Figure 1: Outline of the research study
The ethics approval for the study was obtained from the Institutional Ethics Committee of St. John’s Medical College, Bangalore, and regulatory approvals were obtained from NACO, the Karnataka State AIDS Prevention Society (KSAPS) and District AIDS Prevention and Control Unit (DAPCU, Belgaum district.
Study implementation: The ten talukas in the district were divided into three clusters, each of which had five Field Investigators (FIs) and a supervisor (Senior Research Fellow, SRF). In each cluster, a team of one male and one female FI was given charge of two talukas each (strategy 1 & 2), and one additional FI was allotted for the strategy 3 related work. 14 FIs were recruited and trained over two periods, for a total duration of 10 days in technical skills as well as soft skills of maintaining confidentiality& gender sensitive approach. The overall field study was supervised by a medically qualified professional. SRFs planned daily visits of FIs, validated 5% of data and verified forms for accuracy and completion.
Data Management & statistical analysis: Data was double entered using Microsoft Access, cleaned and verified for consistency and analyzed using SPSS version 22.0 and STATA version 13.0
A Project Advisory Group (PAG) guided the study team to develop a Statistical Analysis Plan (SAP). The primary outcome in strategy 1 was cumulative incidence, calculated as the number of new infections per total number of children at risk. A child was at risk till first positive result by any test at any age, by age appropriate testing. For censored observations, time was the duration of follow up.
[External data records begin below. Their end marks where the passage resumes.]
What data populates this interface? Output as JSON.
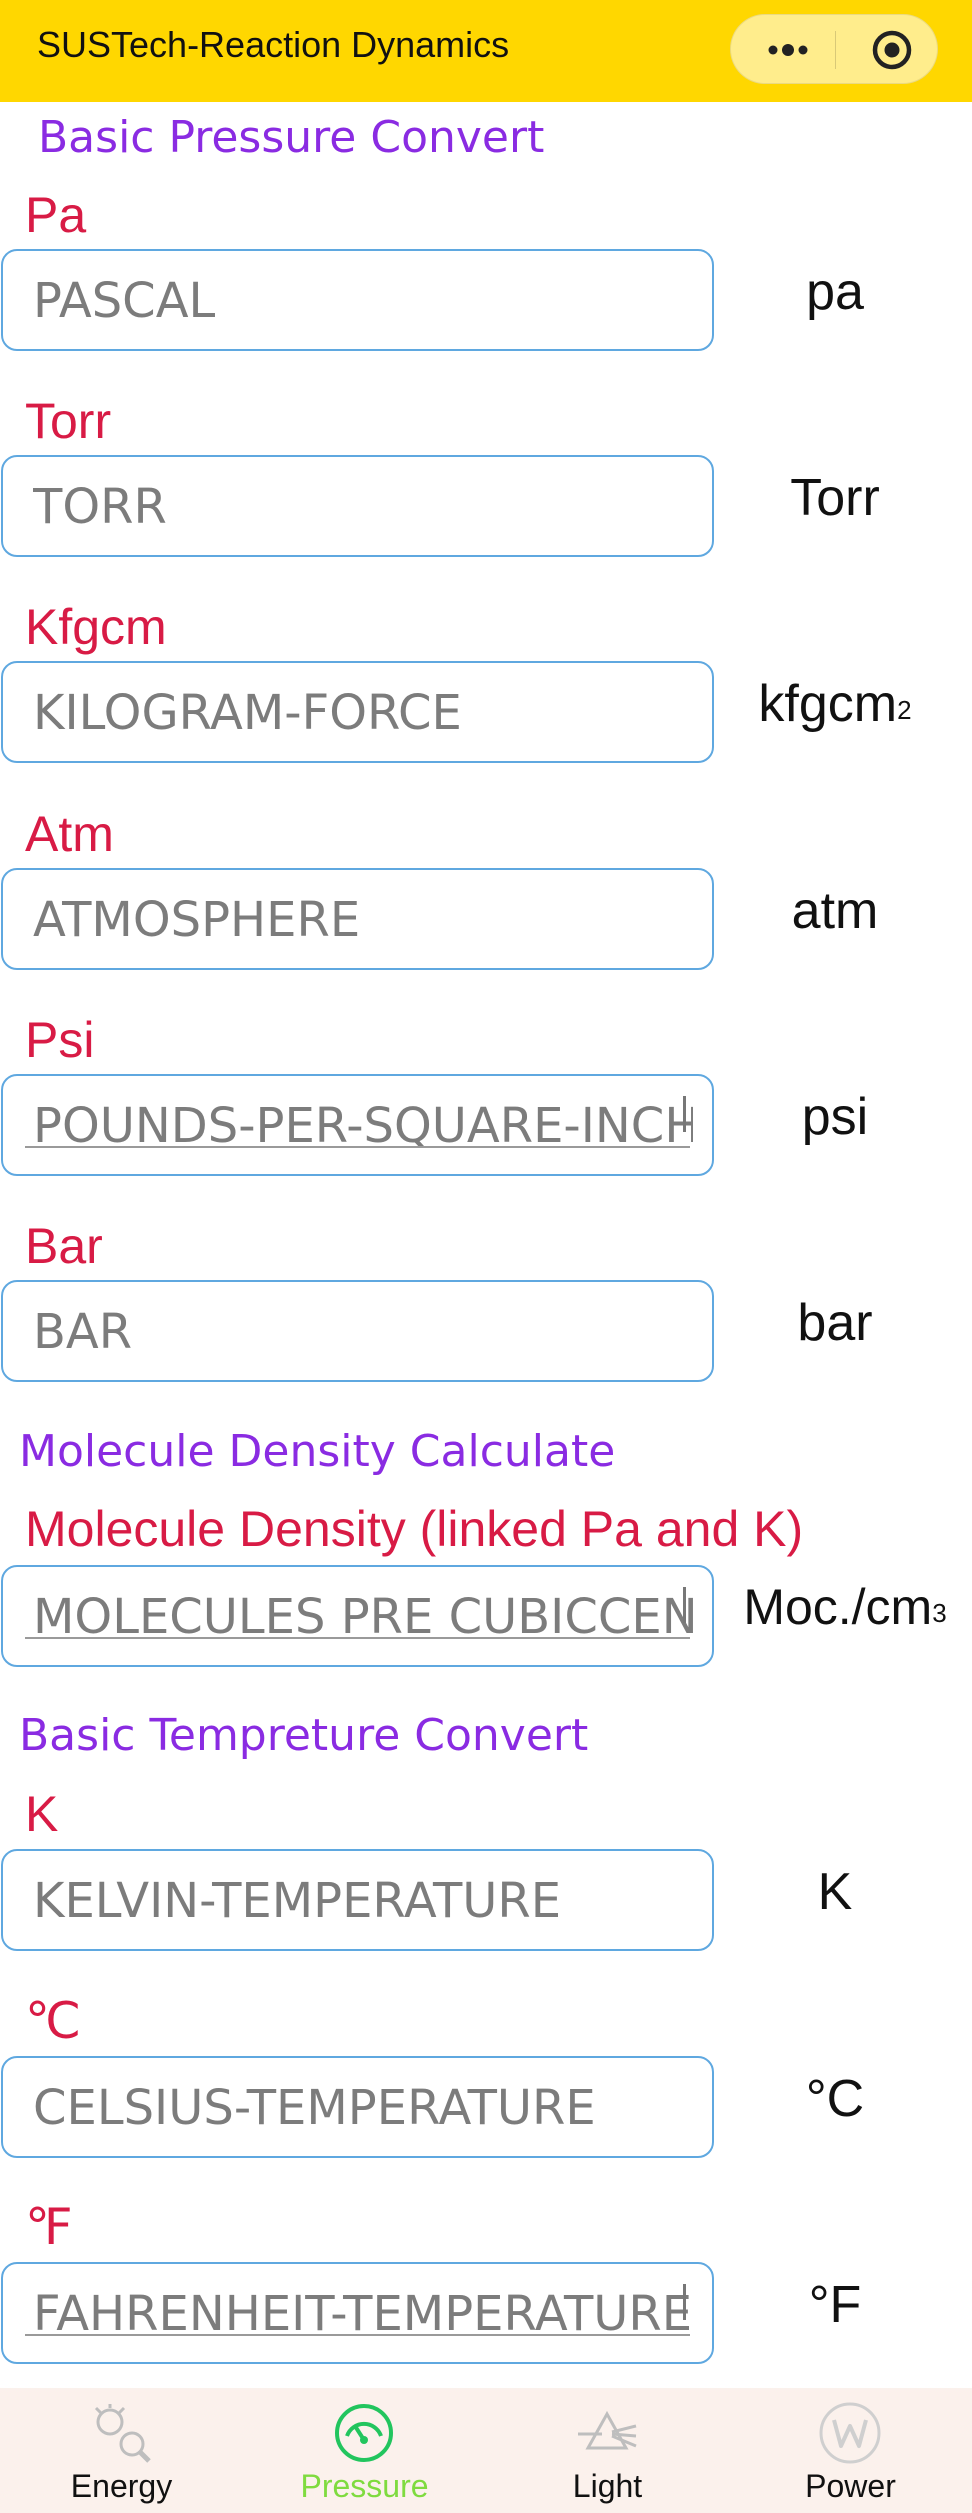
{
  "navbar": {
    "title": "SUSTech-Reaction Dynamics",
    "more_icon": "more-dots-icon",
    "close_icon": "record-circle-icon",
    "bg_color": "#FFD700"
  },
  "sections": {
    "pressure_title": "Basic Pressure Convert",
    "density_title": "Molecule Density Calculate",
    "temperature_title": "Basic Tempreture Convert"
  },
  "fields": {
    "pa": {
      "label": "Pa",
      "placeholder": "PASCAL",
      "unit": "pa"
    },
    "torr": {
      "label": "Torr",
      "placeholder": "TORR",
      "unit": "Torr"
    },
    "kfgcm": {
      "label": "Kfgcm",
      "placeholder": "KILOGRAM-FORCE",
      "unit": "kfgcm",
      "unit_sup": "2"
    },
    "atm": {
      "label": "Atm",
      "placeholder": "ATMOSPHERE",
      "unit": "atm"
    },
    "psi": {
      "label": "Psi",
      "placeholder": "POUNDS-PER-SQUARE-INCH",
      "unit": "psi"
    },
    "bar": {
      "label": "Bar",
      "placeholder": "BAR",
      "unit": "bar"
    },
    "density": {
      "label": "Molecule Density (linked Pa and K)",
      "placeholder": "MOLECULES PRE CUBICCENTIMETER",
      "unit": "Moc./cm",
      "unit_sup": "3"
    },
    "kelvin": {
      "label": "K",
      "placeholder": "KELVIN-TEMPERATURE",
      "unit": "K"
    },
    "celsius": {
      "label": "℃",
      "placeholder": "CELSIUS-TEMPERATURE",
      "unit": "°C"
    },
    "fahrenheit": {
      "label": "℉",
      "placeholder": "FAHRENHEIT-TEMPERATURE",
      "unit": "°F"
    }
  },
  "colors": {
    "section_title": "#8A2BE2",
    "field_label": "#D81B45",
    "field_border": "#5FA8E0",
    "tab_active": "#7FDB3F",
    "tabbar_bg": "#FBF1EC"
  },
  "tabbar": {
    "items": [
      {
        "label": "Energy",
        "icon": "energy-magnifier-icon",
        "active": false
      },
      {
        "label": "Pressure",
        "icon": "pressure-gauge-icon",
        "active": true
      },
      {
        "label": "Light",
        "icon": "prism-light-icon",
        "active": false
      },
      {
        "label": "Power",
        "icon": "power-w-icon",
        "active": false
      }
    ]
  }
}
The SAP considered the limitations in coverage of services and response rates, and guided to determine the ‘Net inflation factor’ for each of the 3 strategies. Under strategy I the net inflation factor was derived using the estimated number of pregnancies in the district, proportion of un-tested pregnancies, pregnant mothers not enrolled and un-tested children.. In strategy II and III prevalence of HIV infection among children 0-14 years of age was calculated. Data was analyzed as per the SAP. It was based on the actual/projected 18-49 year population in the study period, estimated number of 0-14 year children, proportion of eligible index persons not recruited and not proportion of eligible children not tested. In strategy III the factors considered for Net Inflation factor were: actual/projected 0–14 year population during the study period, estimated number of 0–14 year children experiencing any morbidity, estimated morbid children reaching a HCF for care, estimated children satisfying screening algorithm, and suitable inflation factors for geographical and institutional factors, morbid children not reaching selected HCF but reaching other facilities in the district, un-screened, non-enrolled and untested children. The estimates derived under the strategies were then multiplied with the inflation factor to come up with the overall estimate. The steps followed are described along with the results section.